As I was walking through the exhibits of O’Reilly’s “Making Data Work” Conference a few weeks ago, a vendor stepped in my path:
Vendor: “What is your organization’s Hadoop strategy?”
Having done a metric crap-ton of events as a vendor, I was sympathetic to what he was trying to do. However, his premise of a tool being the One True Technology (OTT) for which my business would be expected to have embraced as a strategy struck me as absurd. He might as well asked about what we’re doing about Microsoft PowerPoint or vim.
Jim: “We’ve been using it the last five years as a floor wax. However, I recently discovered it also makes an excellent dessert topping.”
Flummoxed by a non sequitur his Solution Selling course could not prepare him for, he disengaged, letting me go about my business. There seemed to be a lot of businesses offering Hadoop Business Strategy Optimization.
It was great being out of the office again, talking to people working on similar types of data problems but in completely different environments. This is one of the things I miss most about leaving Tecplot.
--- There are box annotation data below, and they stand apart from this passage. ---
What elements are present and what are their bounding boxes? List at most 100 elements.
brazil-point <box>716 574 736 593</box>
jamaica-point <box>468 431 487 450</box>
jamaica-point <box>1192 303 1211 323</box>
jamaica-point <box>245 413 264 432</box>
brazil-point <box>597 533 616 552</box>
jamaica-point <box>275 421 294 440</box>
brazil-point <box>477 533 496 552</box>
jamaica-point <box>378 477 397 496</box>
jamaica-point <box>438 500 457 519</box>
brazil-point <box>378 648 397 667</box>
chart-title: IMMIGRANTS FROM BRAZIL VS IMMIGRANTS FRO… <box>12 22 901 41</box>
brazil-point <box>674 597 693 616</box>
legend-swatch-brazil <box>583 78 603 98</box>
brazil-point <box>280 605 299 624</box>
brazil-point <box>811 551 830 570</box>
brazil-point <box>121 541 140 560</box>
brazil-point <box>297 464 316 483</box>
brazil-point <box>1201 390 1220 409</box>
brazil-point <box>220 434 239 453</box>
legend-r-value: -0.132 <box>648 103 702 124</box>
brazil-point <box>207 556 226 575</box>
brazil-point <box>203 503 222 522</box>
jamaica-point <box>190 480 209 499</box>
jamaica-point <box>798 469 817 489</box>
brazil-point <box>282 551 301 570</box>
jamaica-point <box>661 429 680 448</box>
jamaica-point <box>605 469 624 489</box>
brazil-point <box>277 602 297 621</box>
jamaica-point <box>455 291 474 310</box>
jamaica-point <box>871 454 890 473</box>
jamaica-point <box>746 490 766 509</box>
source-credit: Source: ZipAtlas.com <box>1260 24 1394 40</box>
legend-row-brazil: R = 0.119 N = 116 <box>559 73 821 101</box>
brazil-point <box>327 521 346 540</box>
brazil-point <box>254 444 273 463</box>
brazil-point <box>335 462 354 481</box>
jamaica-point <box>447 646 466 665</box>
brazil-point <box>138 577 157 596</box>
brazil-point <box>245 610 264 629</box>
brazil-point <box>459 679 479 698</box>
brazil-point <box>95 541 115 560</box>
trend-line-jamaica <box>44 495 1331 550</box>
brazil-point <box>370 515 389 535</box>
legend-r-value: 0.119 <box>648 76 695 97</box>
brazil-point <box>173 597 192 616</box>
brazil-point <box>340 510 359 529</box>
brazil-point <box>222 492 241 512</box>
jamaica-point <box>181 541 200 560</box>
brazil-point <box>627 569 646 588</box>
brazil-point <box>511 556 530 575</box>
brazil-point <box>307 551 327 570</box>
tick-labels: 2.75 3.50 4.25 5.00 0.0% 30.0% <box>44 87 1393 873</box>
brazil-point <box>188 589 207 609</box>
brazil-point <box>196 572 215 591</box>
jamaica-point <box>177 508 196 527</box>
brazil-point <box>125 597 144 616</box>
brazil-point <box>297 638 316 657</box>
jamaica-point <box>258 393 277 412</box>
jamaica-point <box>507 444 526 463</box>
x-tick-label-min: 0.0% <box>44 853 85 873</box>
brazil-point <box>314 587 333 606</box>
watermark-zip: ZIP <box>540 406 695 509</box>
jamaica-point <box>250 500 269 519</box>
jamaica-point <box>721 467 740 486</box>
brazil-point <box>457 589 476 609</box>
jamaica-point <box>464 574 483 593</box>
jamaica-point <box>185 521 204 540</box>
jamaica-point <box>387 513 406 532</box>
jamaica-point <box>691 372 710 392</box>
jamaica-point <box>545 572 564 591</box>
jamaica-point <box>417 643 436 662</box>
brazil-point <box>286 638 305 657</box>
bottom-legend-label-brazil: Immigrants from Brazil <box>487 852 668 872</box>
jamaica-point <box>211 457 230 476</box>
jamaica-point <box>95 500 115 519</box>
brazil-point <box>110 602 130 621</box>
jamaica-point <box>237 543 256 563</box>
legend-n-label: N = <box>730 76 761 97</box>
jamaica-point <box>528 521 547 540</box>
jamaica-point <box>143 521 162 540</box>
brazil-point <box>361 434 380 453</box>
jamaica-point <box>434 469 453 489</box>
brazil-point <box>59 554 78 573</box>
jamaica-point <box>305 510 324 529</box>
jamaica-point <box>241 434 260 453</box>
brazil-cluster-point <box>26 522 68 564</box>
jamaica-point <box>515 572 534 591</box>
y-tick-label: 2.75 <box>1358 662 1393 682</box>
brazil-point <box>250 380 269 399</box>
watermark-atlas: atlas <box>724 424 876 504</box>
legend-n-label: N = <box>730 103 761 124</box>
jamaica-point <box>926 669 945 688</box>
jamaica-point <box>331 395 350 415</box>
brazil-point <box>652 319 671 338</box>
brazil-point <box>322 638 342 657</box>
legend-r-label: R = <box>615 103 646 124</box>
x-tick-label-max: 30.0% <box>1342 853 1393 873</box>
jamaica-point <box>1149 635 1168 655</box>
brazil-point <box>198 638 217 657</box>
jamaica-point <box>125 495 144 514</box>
I’m still compiling my notes for an internal presentation, but several of the keynote presentations have been posted. My top three:
- David McRaney, Survivorship Bias and the Psychology of Luck, which is a redux of his podcast, but still a great talk. The premise is that when failures become invisible, you tend to focus more on successes, not realizing that you’re missing some vital pieces of information.
- David Epstein, Small Data in Sports: Little Differences That Mean Big Outcomes – this was timely given the Olympics starting. The performance between the winner and runner up is typically less than 0.5%. While there are efforts to gather lots and lots of data, there are successful applications using small data, reducing a sport to a small handful of things they could affect. (His longer talk went into this in more depth.) The punchline: the 10,000 hour rule is missing the +/- 10,000 hours.
- Rodney Mullen, The Art of Good Practice. What I liked most about this was the meta-message that “Everyone from the community comes with their own backgrounds, own attributes, something you don’t have.” Though it would have been easy to gloss over the presentation because of the skateboarding vernacular (“bracketing the feeble grind”), he offered some interesting ideas about focusing the type of practice.
The tutorials were generally good. I’d planned to sit in on the MLBASE track, but at the last minute, switched to John Foreman’s, Dissecting Data Science Algorithms Using Spreadsheets, based on his book, Data Smart, where he provides an overview on a handful of important algorithms using Excel.
While you’d be unlikely to use Excel for any non-trivial problem, it lets you learn the underlying algorithm (so you can apply it in the appropriate business context) rather than learning programming. For the non-trivial case, you’d likely use R, Weka, or the Berkeley Data Analytics Stack (BDAS).